Nyandoto P, Muhonen T, Joensuu H
Department of Oncology, Helsinki University Central Hospital, Finland.
Int J Radiat Oncol Biol Phys. 1998 Sep 1;42(2):373-8. doi: 10.1016/s0360-3016(98)00217-x.
There are limited data on the frequency of second cancer among long-term survivors from Hodgkin's disease. The aim of this study was to determine the frequencies of second cancers, and their locations with respect to radiotherapy portals.
Medical records of 202 consecutive patients who survived at least for 5 years after treatment for Hodgkin's disease, and who were treated with radiotherapy in Helsinki University Central Hospital between 1970 and 1979, were reviewed. Survival data were collected also from the Finnish Cancer Registry and records of other hospitals. The median follow-up time of the patients still alive was 22 years (range, from 13 to 26). All patients received radiotherapy; in addition, 65 patients received MOPP and 3 received MOPP and ABVD.
During the follow-up consisting of 4020 person-years, 27 patients developed a second cancer. The cumulative risk for a second cancer was 17% (95% CI, from 10.4 to 23.1 %) at 20 years after the diagnosis of Hodgkin's disease. Of the 26, 20 (77%) solid second cancers were found within or adjoining the irradiated fields, and the 20-year cumulative risk for a second cancer within the irradiated fields was 12% (6.3-17.5%). The most common second cancers were lung (n = 7) and breast (n = 4) cancer. In a multivariate analysis, predictive factors for a second cancer were: age at diagnosis greater than the median (30 years, relative risk, 3.97, 1.6-12.5), treatment for recurrent lymphoma (RR, 2.75, 1.3-6.7) and primary treatment without splenectomy (RR 4.31, 1.7-11.0). However, portal size and inclusion of chemotherapy as part of the primary treatment were not significantly associated with second cancer in a univariate analysis.
Patients treated with radiotherapy for Hodgkin's disease have a considerable risk for a second cancer in long-term follow-up. The majority of second cancers arise within or next to the irradiated portals, and particular attention should be paid to the irradiated sites in posttreatment follow-up.
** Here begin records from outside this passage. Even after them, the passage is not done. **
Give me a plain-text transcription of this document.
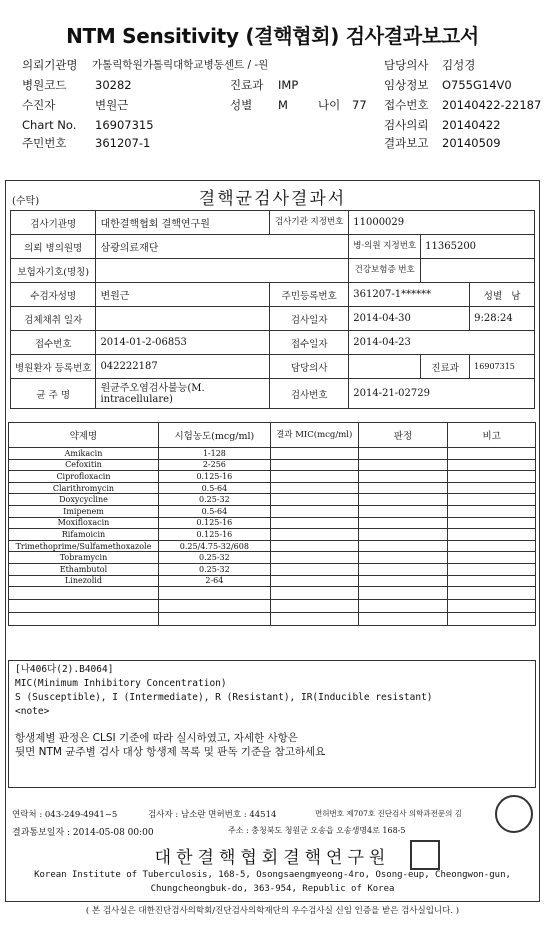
NTM Sensitivity (결핵협회) 검사결과보고서
의뢰기관명 가톨릭학원가톨릭대학교병동센트 / -원
병원코드 30282	진료과 IMP
수진자	변원근	성별 M	나이 77
Chart No. 16907315
주민번호 361207-1
담당의사 김성경
임상정보 O755G14V0
접수번호 20140422-22187
검사의뢰 20140422
결과보고 20140509
(수탁)	결핵균검사결과서
검사기관명	대한결핵협회 결핵연구원	검사기관 지정번호	11000029		
의뢰 병의원명	삼광의료재단		병·의원 지정번호	11365200	
보험자기호(명칭)			건강보험증 번호		
수검자성명	변원근	주민등록번호	361207-1******		성별 남
검체채취 일자		검사일자	2014-04-30		9:28:24
접수번호	2014-01-2-06853	접수일자	2014-04-23		
병원환자 등록번호	042222187	담당의사		진료과	16907315
균 주 명	원균주오염검사불능(M. intracellulare)	검사번호	2014-21-02729		
약제명	시험농도(mcg/ml)	결과 MIC(mcg/ml)	판정	비고
Amikacin	1-128			
Cefoxitin	2-256			
Ciprofloxacin	0.125-16			
Clarithromycin	0.5-64			
Doxycycline	0.25-32			
Imipenem	0.5-64			
Moxifloxacin	0.125-16			
Rifamoicin	0.125-16			
Trimethoprime/Sulfamethoxazole	0.25/4.75-32/608			
Tobramycin	0.25-32			
Ethambutol	0.25-32			
Linezolid	2-64			

[나406다(2).B4064]
MIC(Minimum Inhibitory Concentration)
S (Susceptible), I (Intermediate), R (Resistant), IR(Inducible resistant)
<note>
항생제별 판정은 CLSI 기준에 따라 실시하였고, 자세한 사항은
뒷면 NTM 균주별 검사 대상 항생제 목록 및 판독 기준을 참고하세요
연락처 : 043-249-4941~5	검사자 : 남소란 면허번호 : 44514	면허번호 제707호 진단검사 의학과전문의 김
결과통보일자 : 2014-05-08 00:00	주소 : 충청북도 청원군 오송읍 오송생명4로 168-5
대한결핵협회결핵연구원
Korean Institute of Tuberculosis, 168-5, Osongsaengmyeong-4ro, Osong-eup, Cheongwon-gun,
Chungcheongbuk-do, 363-954, Republic of Korea
( 본 검사실은 대한진단검사의학회/진단검사의학재단의 우수검사실 신임 인증을 받은 검사실입니다. )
关于霍奇金淋巴瘤长期幸存者中第二原发癌的发生频率,相关数据有限。本研究旨在确定第二原发癌的发生频率及其相对于放疗野的位置。
回顾了1970年至1979年间在赫尔辛基大学中心医院接受放疗且治疗后至少存活5年的202例连续患者的病历。生存数据还从芬兰癌症登记处和其他医院的记录中收集。仍存活患者的中位随访时间为22年(范围为13至26年)。所有患者均接受了放疗;此外,65例患者接受了MOPP方案,3例患者接受了MOPP和ABVD方案。
在为期4020人年的随访期间,27例患者发生了第二原发癌。霍奇金淋巴瘤诊断后20年时,第二原发癌的累积风险为17%(95%置信区间为10.4%至23.1%)。在这27例患者中,20例(77%)实体性第二原发癌位于照射野内或其毗邻区域,照射野内第二原发癌的20年累积风险为12%(6.3%至17.5%)。最常见的第二原发癌是肺癌(n = 7)和乳腺癌(n = 4)。在多因素分析中,第二原发癌的预测因素为:诊断时年龄大于中位数(30岁,相对风险为3.97,1.6至12.5)、复发性淋巴瘤的治疗(RR为2.75,1.3至6.7)以及初次治疗未行脾切除术(RR为4.31,1.7至11.0)。然而,在单因素分析中,照射野大小以及化疗作为初次治疗的一部分与第二原发癌无显著相关性。
接受放疗的霍奇金淋巴瘤患者在长期随访中有发生第二原发癌的相当大风险。大多数第二原发癌发生在照射野内或其附近,在治疗后随访中应特别关注照射部位。